Elle s'excuse auprès de moi d'avoir coupé notre échange. Je sens de nouveau la colère dans ses yeux. Ses joues deviennent rouges, elle est de plus en plus jolie. Toutes les expressions qui se dégagent de cette fille. Je ne sais pas ce qui me prend de poser ce regard admiratif, presque séduit, sur elle. Et petit à petit, pendant qu'elle me parle, je l'imagine exprimer sa rage dans le sexe. Avec des mouvements brusques, vifs, qui blessent et qui plaisent. Elle serait incapable de se contenir, de rien, la colère est un ouragan et le plaisir aussi, finalement ils vont bien ensemble. Victoire en furie, nue, explosant de rage et de jouissance. Je rêve.

— Monsieur Piret ? Vous pensez que c'est possible pour vous comme cela ?

— Oui oui, dis-je alors que je n'ai pas écouté un mot de ce qu'elle vient de dire.

— Bien, nous en reparlerons le mois prochain alors, vous recevrez bientôt une demande de rendez-vous.
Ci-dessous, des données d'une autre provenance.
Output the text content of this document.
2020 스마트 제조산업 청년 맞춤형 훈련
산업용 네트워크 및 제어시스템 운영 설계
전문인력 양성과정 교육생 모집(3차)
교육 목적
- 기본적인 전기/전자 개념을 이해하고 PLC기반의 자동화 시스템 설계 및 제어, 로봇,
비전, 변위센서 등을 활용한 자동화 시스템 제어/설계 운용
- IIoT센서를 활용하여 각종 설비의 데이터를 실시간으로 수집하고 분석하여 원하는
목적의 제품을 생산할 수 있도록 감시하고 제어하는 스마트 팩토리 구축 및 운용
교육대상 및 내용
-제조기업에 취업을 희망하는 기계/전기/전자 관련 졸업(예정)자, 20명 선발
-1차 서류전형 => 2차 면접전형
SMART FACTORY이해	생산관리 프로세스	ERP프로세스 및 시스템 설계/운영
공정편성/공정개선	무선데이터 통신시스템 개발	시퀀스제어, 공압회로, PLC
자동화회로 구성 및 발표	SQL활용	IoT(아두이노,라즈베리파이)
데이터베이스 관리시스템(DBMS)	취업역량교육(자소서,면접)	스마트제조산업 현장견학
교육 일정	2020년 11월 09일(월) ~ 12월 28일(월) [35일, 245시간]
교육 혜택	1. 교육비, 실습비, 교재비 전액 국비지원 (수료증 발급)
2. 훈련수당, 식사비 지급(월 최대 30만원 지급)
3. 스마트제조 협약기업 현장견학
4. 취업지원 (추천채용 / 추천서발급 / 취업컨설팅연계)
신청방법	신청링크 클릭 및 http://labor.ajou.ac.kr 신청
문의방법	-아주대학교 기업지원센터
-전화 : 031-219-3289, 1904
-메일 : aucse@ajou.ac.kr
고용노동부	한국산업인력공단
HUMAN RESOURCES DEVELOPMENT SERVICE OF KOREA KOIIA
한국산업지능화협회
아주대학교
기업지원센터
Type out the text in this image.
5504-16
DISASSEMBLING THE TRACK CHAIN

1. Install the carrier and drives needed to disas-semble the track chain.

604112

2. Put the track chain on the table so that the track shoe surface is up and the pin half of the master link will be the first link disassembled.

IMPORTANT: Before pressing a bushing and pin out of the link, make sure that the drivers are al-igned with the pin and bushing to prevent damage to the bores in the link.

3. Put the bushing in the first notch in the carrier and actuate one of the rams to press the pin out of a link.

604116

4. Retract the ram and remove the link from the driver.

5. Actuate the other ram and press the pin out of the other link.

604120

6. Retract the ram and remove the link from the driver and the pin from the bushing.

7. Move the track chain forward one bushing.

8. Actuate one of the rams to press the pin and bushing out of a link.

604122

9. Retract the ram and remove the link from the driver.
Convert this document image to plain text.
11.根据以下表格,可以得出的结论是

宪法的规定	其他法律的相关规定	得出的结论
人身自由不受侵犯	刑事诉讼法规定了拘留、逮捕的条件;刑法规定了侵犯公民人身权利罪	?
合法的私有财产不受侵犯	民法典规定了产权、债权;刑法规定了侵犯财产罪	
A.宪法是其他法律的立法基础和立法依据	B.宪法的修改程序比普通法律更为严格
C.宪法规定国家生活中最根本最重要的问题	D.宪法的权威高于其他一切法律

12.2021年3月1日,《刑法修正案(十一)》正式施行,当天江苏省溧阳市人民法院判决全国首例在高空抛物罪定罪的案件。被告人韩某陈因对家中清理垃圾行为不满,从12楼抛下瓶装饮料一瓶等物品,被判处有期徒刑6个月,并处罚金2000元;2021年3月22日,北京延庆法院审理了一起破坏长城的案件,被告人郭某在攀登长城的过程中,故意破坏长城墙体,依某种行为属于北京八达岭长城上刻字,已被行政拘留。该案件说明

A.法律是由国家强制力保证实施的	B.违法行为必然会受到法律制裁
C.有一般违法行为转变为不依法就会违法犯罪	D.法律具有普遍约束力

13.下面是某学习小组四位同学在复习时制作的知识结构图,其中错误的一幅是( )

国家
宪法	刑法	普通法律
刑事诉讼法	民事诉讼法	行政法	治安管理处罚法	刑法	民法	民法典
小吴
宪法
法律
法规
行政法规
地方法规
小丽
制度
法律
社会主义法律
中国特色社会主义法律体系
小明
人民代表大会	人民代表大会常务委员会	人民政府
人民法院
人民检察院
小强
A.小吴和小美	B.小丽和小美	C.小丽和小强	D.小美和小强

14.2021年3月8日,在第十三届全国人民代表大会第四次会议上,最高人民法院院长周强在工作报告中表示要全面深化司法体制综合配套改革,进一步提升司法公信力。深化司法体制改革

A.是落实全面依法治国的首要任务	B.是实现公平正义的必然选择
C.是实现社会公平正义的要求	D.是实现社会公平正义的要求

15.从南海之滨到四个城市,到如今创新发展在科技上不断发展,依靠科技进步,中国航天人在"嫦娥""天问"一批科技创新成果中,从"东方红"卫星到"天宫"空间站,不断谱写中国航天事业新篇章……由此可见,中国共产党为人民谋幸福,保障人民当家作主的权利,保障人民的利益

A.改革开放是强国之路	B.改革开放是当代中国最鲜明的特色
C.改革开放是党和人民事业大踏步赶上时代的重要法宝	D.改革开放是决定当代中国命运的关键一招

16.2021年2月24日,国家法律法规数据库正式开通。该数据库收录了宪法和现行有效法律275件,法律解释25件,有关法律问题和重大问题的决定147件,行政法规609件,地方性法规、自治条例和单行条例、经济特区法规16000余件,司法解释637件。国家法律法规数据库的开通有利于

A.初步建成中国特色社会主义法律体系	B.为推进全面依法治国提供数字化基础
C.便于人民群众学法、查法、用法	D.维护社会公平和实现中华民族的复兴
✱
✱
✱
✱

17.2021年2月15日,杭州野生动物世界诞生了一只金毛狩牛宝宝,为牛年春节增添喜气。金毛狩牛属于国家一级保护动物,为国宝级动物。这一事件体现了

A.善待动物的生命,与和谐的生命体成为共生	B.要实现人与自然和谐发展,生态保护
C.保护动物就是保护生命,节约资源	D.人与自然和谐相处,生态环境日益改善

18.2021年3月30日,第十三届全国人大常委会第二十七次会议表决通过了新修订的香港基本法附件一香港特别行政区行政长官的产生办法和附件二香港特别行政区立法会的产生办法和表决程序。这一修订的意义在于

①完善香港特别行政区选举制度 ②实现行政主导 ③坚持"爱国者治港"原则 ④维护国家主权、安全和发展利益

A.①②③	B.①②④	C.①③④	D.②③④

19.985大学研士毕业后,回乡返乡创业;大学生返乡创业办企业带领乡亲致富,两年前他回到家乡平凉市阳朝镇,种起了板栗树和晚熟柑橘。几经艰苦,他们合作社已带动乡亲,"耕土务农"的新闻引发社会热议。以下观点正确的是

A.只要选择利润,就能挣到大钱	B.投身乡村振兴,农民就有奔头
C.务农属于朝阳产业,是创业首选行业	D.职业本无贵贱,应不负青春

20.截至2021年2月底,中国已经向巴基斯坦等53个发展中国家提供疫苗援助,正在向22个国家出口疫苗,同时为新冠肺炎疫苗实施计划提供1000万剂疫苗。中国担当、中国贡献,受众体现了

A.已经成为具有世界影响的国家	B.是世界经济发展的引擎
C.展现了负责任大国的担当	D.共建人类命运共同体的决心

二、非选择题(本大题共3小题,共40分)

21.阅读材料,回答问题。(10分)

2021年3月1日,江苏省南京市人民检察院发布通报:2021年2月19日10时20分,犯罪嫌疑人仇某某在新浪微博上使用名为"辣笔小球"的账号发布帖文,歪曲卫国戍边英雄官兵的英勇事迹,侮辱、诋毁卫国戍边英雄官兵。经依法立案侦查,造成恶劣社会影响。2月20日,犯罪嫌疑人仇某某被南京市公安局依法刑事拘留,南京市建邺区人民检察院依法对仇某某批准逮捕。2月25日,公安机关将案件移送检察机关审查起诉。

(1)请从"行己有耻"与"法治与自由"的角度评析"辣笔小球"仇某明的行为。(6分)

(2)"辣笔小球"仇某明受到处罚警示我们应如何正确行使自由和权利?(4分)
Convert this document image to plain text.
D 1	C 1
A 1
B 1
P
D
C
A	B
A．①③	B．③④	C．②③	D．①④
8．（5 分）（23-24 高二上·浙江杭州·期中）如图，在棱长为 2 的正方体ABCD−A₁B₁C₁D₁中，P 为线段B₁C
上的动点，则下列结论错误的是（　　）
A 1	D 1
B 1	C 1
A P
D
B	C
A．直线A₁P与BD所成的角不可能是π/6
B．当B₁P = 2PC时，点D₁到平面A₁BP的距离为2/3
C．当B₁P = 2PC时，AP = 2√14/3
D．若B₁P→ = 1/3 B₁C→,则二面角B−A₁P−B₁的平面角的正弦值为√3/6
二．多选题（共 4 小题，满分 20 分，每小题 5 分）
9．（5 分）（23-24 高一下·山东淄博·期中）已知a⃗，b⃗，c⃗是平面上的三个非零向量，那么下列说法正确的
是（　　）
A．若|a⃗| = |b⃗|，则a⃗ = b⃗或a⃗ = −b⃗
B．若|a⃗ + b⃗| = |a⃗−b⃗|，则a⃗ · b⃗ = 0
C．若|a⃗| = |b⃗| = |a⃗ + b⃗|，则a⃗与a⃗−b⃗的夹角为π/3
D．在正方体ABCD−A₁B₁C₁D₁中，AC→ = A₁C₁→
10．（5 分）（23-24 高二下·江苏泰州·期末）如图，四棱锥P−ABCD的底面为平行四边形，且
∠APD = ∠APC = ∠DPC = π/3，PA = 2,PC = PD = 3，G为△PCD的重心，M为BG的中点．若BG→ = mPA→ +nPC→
Toujours sur votre espace "demandeur d'emploi"

— C'est là que tout se passe !

— Vos avez tout compris Monsieur Piret.

Elle est à moitié avec moi, elle m'a à peine regardé de tout le rendez-vous, trop concentrée à remplir les cases dans son ordinateur et à ruminer ce boulot qui a l'air de la gonfler. Le comble pour quelqu'un qui aide les gens à chercher du travail, ne pas aimer le sien. Si elle démissionne, elle se retrouve à ma place. Je souris bêtement.

Le rendez-vous est terminé. Elle rassemble ses affaires, elle doit changer de bureau. Elle attrape d’une main son manteau et son sac calé sur le dossier de la chaise, des documents dans l’autre main. Elle m'invite à la suivre avec le même détachement qu’à l’allée et je ne sais pas par quel moyen elle se prend le pied dans le seuil de la porte, elle s'étale par terre, son sac avec, laissant jaillir une bonne partie de ses affaires dont cette petite chose qui se mets à rouler, attirant toute l’attention sur elle.

Tout se passe au ralenti, elle me regarde et elle voit que j’ai vu. En une seconde la colère laisse la place à la honte. Elle me regarde pour la première fois depuis qu’elle est venue me chercher. Enfin elle regarde qui je suis, qui est cet homme qui vient de découvrir une part de son intimité qui roule dans le couloir. J’imagine qu’elle voudrait revenir en arrière et que cela n’arrive jamais. Mais c’est arrivé. Je n’ose pas lui sourire de peur qu’elle prenne cela pour de la moquerie. Alors je l'aide à se relever et je feins l’indifférence alors que je suis troublé. Elle se précipite pour rassembler ses effets personnels dans son sac, et elle attrape le joli plug chromé avec un diamant violet qui continuait sa course sur le lino en imitation parquet.